The most noticeable difference between teff flour and amaranth flour is their textures. They can be substituted at a one to one ratio, but amaranth flour is not as light as teff flour is. So, your end product might be a little more dense than intended.
9. Coconut Flour
The scent and flavor of coconut flour is so sweet that you won’t need to add any vanilla extract to your recipe. The only possible downside to this is that it will still be noticeable when you mix coconut flour with other ingredients.
When using coconut flour, be sure to thoroughly clean all dishes used as its aroma sticks around for much longer than other flours. It can also be dense in texture, so when using for fluffy recipes like cakes you’ll probably need to mix it with other flours.
Cornmeal is an almost exact replica of teff flour. It is very close in terms of color and texture, and is lighter than the typical wheat flour. If you find that whole grains are too heavy for you, cornmeal is a great substitute for teff flour.
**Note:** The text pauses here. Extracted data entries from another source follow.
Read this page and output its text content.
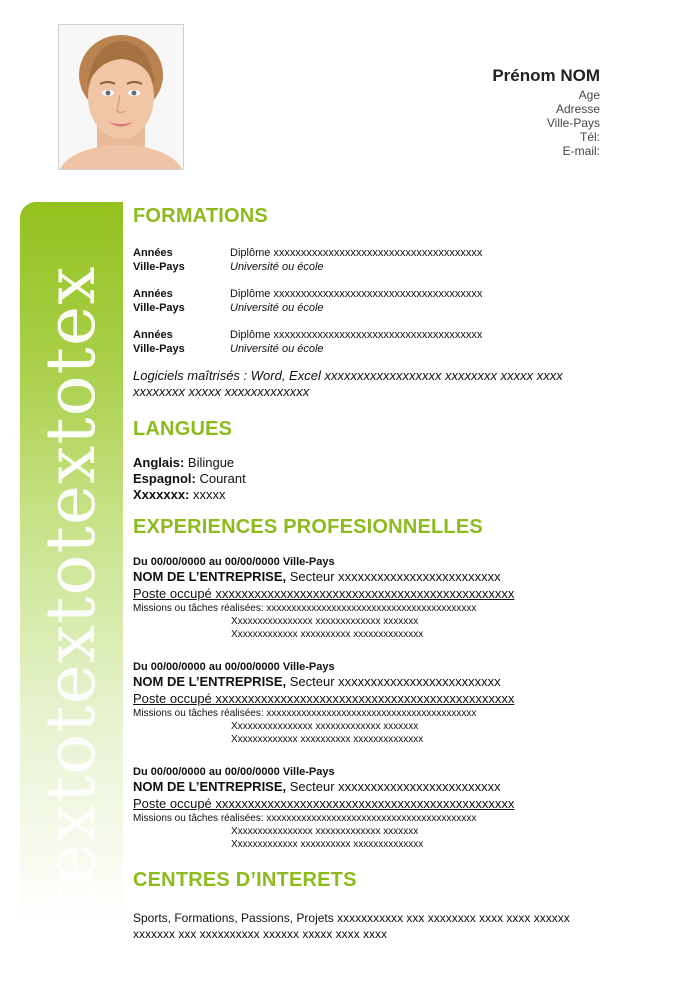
Prénom NOM
Age
Adresse
Ville-Pays
Tél:
E-mail:
textotextotextotex
FORMATIONS
Années	Diplôme xxxxxxxxxxxxxxxxxxxxxxxxxxxxxxxxxxxxxx
Ville-Pays	Université ou école
Années	Diplôme xxxxxxxxxxxxxxxxxxxxxxxxxxxxxxxxxxxxxx
Ville-Pays	Université ou école
Années	Diplôme xxxxxxxxxxxxxxxxxxxxxxxxxxxxxxxxxxxxxx
Ville-Pays	Université ou école
Logiciels maîtrisés : Word, Excel xxxxxxxxxxxxxxxxxx xxxxxxxx xxxxx xxxx xxxxxxxx xxxxx xxxxxxxxxxxxx
LANGUES
Anglais: Bilingue
Espagnol: Courant
Xxxxxxx: xxxxx
EXPERIENCES PROFESIONNELLES
Du 00/00/0000 au 00/00/0000 Ville-Pays
NOM DE L’ENTREPRISE, Secteur xxxxxxxxxxxxxxxxxxxxxxxxx
Poste occupé xxxxxxxxxxxxxxxxxxxxxxxxxxxxxxxxxxxxxxxxxxxxxx
Missions ou tâches réalisées: xxxxxxxxxxxxxxxxxxxxxxxxxxxxxxxxxxxxxxxxxx
Xxxxxxxxxxxxxxxx xxxxxxxxxxxxx xxxxxxx
Xxxxxxxxxxxxx xxxxxxxxxx xxxxxxxxxxxxxx
Du 00/00/0000 au 00/00/0000 Ville-Pays
NOM DE L’ENTREPRISE, Secteur xxxxxxxxxxxxxxxxxxxxxxxxx
Poste occupé xxxxxxxxxxxxxxxxxxxxxxxxxxxxxxxxxxxxxxxxxxxxxx
Missions ou tâches réalisées: xxxxxxxxxxxxxxxxxxxxxxxxxxxxxxxxxxxxxxxxxx
Xxxxxxxxxxxxxxxx xxxxxxxxxxxxx xxxxxxx
Xxxxxxxxxxxxx xxxxxxxxxx xxxxxxxxxxxxxx
Du 00/00/0000 au 00/00/0000 Ville-Pays
NOM DE L’ENTREPRISE, Secteur xxxxxxxxxxxxxxxxxxxxxxxxx
Poste occupé xxxxxxxxxxxxxxxxxxxxxxxxxxxxxxxxxxxxxxxxxxxxxx
Missions ou tâches réalisées: xxxxxxxxxxxxxxxxxxxxxxxxxxxxxxxxxxxxxxxxxx
Xxxxxxxxxxxxxxxx xxxxxxxxxxxxx xxxxxxx
Xxxxxxxxxxxxx xxxxxxxxxx xxxxxxxxxxxxxx
CENTRES D’INTERETS
Sports, Formations, Passions, Projets xxxxxxxxxxx xxx xxxxxxxx xxxx xxxx xxxxxx xxxxxxx xxx xxxxxxxxxx xxxxxx xxxxx xxxx xxxx
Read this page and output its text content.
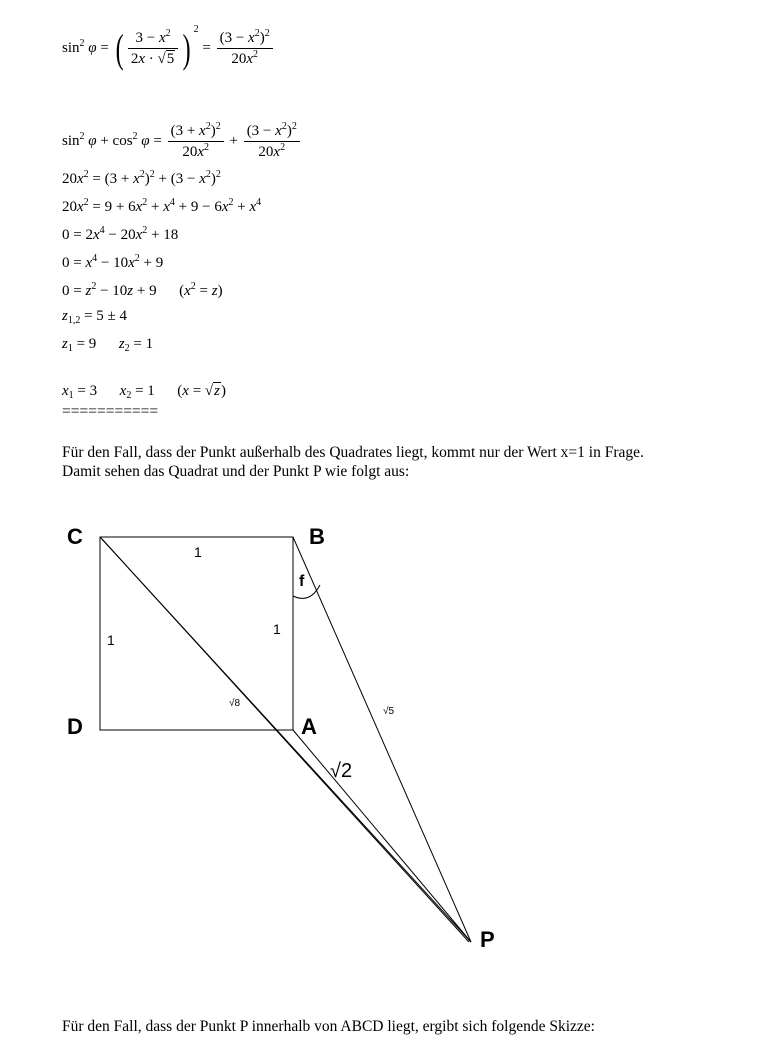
$\sin^2 \varphi$ = ( $\frac{3 - x^2}{2x \cdot √5}$ ) $^2 = \frac{(3 - x^2)^2}{20x^2}$
$\sin^2 \varphi + \cos^2 \varphi = \frac{(3 + x^2)^2}{20x^2} + \frac{(3 - x^2)^2}{20x^2}$
$20x^2 = (3 + x^2)^2 + (3 - x^2)^2$
$20x^2 = 9 + 6x^2 + x^4 + 9 - 6x^2 + x^4$
$0 = 2x^4 - 20x^2 + 18$
$0 = x^4 - 10x^2 + 9$
$0 = z^2 - 10z + 9$      $(x^2 = z)$
$z_{1,2} = 5 \pm 4$
$z_1 = 9$      $z_2 = 1$
$x_1 = 3$      $x_2 = 1$      (x = √z)
===========
Für den Fall, dass der Punkt außerhalb des Quadrates liegt, kommt nur der Wert x=1 in Frage.
Damit sehen das Quadrat und der Punkt P wie folgt aus:
C	B
D	A
P
1
1
1
f
√8
√5
√2
Für den Fall, dass der Punkt P innerhalb von ABCD liegt, ergibt sich folgende Skizze:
Is Teff Good for Diabetics?
Teff has a low glycemic index. It is one of the foods that is recommended for patients with diabetes to consume, because of this property. People with diabetes should stay away from foods with a high glycemic index.
Is Teff Flour Inflammatory?
It’s easy to think that a carbohydrate product would be inflammatory. Teff flour is quite the opposite, because it is gluten-free it has anti-inflammatory properties. Digestive issues associated with gluten, like gas and bloating, are almost nonexistent when using teff flour.
Does Teff Flour Taste Good?
The flavor of teff flour is light and nutty. It’s a pleasant taste, without being too overwhelming for the other ingredients in your recipe. There are multiple varieties available that have an even milder taste.
Teff flour is a wonderful gluten-free flour. It is anti-inflammatory, and is packed with nutrients. Most importantly, it’s safe and recommended for those with gluten sensitivities to consume. Unfortunately, it can be pretty hard to track down at a store. But, there are plenty of substitutes for teff flour that offer similar flavor and nutritional profiles.